Else, who is also a U.S. Army veteran and a seventh-grade math teacher in the Dallas suburbs, has gone as far as to offer up his driver's license as proof of his name change. His campaign has been officially filed with the Federal Election Commission under his new name, which he argues is not just about a personal identity but a broader ideological statement.

His campaign website starkly criticizes the current political leadership, positioning his candidacy as a protest against choosing between "the King of Debt" and "an 81-year-old," referring to Donald Trump and Joe Biden, respectively. "Literally Anybody Else isn't a person, it's a rally cry," the website states, echoing his call for a change in how political leaders are chosen and who they represent.

Highlighting the "constant power grab" between the Republican and Democratic parties, Else told WFAA that this tug-of-war offers "no benefit to the common person." He insists, "Three hundred million people can do better," indicating a broad dissatisfaction with the current state of U.S. presidential politics.

To officially get on the ballot, Else faces the daunting task of gathering over 113,000 signatures from non-primary voters in Texas by May—a challenge he acknowledges is formidable.
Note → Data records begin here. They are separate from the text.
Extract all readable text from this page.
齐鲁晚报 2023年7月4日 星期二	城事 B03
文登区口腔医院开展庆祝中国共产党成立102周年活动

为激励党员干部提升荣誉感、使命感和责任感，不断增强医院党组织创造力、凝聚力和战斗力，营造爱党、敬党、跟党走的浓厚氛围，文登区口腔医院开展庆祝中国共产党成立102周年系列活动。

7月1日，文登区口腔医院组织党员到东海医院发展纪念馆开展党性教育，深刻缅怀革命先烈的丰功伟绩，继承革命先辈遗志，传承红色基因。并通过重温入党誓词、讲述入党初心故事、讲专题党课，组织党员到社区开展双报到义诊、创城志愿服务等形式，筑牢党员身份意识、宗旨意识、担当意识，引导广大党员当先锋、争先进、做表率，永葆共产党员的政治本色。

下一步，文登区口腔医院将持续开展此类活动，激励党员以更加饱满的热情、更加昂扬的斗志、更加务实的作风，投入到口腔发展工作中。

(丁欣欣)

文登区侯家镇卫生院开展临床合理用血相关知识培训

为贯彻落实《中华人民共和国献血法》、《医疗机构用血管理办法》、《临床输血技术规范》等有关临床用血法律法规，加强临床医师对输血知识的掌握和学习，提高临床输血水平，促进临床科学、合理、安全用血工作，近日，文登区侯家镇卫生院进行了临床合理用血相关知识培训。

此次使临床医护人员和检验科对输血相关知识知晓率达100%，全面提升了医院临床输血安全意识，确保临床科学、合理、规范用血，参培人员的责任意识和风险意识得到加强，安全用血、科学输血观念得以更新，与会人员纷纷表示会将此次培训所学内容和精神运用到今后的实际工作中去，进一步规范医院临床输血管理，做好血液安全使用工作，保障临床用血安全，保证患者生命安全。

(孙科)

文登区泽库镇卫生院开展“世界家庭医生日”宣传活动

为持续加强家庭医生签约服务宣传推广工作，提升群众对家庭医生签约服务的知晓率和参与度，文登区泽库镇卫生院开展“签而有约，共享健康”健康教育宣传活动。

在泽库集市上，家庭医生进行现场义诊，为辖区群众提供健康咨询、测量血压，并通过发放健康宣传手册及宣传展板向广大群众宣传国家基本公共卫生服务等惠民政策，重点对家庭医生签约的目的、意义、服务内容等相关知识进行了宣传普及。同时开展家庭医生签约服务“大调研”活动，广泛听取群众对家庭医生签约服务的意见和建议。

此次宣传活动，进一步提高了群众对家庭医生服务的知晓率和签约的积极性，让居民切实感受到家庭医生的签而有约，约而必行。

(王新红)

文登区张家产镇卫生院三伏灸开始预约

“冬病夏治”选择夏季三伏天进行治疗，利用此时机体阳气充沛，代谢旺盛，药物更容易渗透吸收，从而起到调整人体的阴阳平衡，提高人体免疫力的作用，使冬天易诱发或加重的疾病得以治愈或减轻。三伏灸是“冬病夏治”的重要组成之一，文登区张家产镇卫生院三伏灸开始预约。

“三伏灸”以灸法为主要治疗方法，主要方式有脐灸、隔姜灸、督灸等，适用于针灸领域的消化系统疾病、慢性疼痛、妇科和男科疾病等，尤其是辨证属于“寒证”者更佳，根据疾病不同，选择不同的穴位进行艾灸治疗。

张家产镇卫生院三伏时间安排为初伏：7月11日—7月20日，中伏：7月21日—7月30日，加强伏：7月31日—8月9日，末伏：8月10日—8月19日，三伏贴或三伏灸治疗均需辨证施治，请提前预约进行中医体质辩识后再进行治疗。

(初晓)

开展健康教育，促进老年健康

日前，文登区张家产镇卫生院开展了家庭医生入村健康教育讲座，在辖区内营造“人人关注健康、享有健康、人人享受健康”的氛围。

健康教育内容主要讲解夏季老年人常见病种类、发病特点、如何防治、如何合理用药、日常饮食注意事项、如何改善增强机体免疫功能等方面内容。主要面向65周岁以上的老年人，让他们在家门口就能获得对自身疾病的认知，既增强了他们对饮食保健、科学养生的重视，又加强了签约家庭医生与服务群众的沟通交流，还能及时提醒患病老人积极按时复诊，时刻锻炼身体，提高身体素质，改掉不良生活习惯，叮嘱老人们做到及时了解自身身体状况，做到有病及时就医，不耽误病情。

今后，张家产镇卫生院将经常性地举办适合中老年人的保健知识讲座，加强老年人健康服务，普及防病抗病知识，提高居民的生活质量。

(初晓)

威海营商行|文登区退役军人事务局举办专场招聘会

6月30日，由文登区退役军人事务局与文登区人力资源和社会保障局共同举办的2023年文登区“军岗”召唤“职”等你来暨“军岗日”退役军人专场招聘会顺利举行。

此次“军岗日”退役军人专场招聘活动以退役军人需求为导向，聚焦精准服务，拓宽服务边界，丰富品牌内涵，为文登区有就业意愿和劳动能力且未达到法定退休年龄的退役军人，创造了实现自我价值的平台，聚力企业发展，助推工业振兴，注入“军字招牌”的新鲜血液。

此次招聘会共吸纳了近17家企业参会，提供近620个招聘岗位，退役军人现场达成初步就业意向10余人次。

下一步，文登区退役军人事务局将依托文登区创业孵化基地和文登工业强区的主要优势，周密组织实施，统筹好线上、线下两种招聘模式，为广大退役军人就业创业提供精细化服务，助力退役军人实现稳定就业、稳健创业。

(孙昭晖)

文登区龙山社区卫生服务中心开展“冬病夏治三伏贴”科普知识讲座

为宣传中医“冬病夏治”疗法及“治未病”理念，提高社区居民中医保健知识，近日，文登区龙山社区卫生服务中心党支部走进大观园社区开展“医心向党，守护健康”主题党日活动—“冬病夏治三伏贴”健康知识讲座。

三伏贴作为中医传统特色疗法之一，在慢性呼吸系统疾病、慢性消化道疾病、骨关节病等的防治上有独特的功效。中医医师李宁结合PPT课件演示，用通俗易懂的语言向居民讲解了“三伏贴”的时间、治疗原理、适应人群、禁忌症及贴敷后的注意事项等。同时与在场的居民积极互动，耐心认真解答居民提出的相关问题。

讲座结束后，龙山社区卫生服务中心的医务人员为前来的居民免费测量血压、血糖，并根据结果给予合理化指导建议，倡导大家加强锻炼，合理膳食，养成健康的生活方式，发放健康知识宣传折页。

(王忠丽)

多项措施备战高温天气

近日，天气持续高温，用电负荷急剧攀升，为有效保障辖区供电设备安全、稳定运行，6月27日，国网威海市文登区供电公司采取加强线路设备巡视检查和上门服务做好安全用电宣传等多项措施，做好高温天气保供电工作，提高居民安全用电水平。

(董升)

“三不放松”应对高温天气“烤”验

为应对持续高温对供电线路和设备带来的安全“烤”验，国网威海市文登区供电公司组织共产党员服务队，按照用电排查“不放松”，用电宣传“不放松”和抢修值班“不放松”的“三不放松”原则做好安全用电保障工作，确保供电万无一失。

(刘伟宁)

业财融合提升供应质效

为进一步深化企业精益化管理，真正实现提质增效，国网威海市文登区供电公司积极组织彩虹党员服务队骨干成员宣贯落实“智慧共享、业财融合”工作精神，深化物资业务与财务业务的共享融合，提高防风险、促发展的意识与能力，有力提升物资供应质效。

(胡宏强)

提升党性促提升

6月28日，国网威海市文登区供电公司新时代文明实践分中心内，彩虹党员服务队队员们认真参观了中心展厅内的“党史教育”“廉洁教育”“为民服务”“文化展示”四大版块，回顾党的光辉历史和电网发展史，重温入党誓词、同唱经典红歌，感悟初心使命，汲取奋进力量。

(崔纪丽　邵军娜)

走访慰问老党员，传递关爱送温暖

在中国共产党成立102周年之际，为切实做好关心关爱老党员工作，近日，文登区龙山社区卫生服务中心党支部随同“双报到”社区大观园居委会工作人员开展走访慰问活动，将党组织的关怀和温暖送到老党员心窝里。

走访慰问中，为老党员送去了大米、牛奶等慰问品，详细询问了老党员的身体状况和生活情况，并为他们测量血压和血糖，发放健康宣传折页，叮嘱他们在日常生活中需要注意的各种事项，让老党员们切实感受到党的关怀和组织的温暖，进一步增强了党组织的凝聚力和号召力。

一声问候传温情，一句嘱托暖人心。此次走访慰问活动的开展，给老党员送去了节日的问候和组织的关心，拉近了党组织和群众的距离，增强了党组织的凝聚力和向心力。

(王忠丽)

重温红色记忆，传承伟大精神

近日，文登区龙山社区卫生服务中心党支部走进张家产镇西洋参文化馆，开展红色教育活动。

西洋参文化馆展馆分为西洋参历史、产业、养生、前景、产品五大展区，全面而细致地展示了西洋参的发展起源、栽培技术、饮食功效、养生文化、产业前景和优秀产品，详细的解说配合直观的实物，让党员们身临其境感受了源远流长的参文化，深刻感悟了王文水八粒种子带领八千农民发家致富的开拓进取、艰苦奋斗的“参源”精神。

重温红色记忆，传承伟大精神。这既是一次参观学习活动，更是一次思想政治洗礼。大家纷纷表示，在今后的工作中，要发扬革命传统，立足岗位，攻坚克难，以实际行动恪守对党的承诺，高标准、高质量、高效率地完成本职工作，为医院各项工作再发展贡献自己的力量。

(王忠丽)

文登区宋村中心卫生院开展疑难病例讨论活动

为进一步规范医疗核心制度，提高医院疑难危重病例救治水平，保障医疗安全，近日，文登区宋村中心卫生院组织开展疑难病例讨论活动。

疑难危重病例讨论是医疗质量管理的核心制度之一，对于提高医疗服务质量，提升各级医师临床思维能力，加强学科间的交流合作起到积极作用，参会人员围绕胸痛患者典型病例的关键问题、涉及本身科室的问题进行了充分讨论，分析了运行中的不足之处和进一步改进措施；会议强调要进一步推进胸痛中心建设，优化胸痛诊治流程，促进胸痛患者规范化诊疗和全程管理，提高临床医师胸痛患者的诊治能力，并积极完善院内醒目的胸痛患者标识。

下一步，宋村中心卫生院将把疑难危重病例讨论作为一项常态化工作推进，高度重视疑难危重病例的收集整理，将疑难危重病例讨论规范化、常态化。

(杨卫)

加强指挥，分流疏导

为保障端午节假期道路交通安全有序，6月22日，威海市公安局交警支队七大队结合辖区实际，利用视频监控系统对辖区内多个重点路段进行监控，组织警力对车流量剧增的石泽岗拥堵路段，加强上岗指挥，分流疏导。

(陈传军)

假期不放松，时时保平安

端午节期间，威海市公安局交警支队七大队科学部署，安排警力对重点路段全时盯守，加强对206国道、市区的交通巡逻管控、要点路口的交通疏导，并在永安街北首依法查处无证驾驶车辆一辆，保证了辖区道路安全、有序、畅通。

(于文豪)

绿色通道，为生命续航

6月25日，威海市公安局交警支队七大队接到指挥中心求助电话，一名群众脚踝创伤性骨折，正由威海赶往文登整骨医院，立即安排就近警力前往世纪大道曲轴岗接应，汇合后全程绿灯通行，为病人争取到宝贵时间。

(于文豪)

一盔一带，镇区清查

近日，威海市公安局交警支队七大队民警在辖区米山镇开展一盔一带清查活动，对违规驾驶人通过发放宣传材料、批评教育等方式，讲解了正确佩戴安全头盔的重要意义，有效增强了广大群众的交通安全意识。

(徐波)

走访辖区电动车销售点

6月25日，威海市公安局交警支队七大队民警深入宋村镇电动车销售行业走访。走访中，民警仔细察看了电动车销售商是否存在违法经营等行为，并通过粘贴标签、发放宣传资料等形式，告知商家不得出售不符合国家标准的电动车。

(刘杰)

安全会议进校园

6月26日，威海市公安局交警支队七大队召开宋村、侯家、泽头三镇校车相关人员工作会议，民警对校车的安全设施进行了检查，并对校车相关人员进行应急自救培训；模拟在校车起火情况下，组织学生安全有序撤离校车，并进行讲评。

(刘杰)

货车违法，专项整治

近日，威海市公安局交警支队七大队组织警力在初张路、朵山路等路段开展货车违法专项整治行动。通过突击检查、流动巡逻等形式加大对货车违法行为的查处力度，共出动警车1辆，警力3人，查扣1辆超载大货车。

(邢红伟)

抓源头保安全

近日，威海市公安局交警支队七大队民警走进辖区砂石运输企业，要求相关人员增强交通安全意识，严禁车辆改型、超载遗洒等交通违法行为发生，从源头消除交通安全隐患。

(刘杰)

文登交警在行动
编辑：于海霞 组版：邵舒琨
His aspiration is to see his name listed beneath Donald Trump and Joe Biden on the ballot paper, offering voters a starkly different choice. If he fails to secure enough signatures, his backup plan is to encourage voters to write in his name in November.

This move comes at a time when American sentiment about politics is notably bleak. A recent Associated Press-NORC Research Center poll found that 68% of adults are pessimistic about the state of U.S. politics, with significant dissatisfaction evident towards both potential major party nominees—56% reported dissatisfaction with Biden as a nominee, and 58% felt the same about Trump.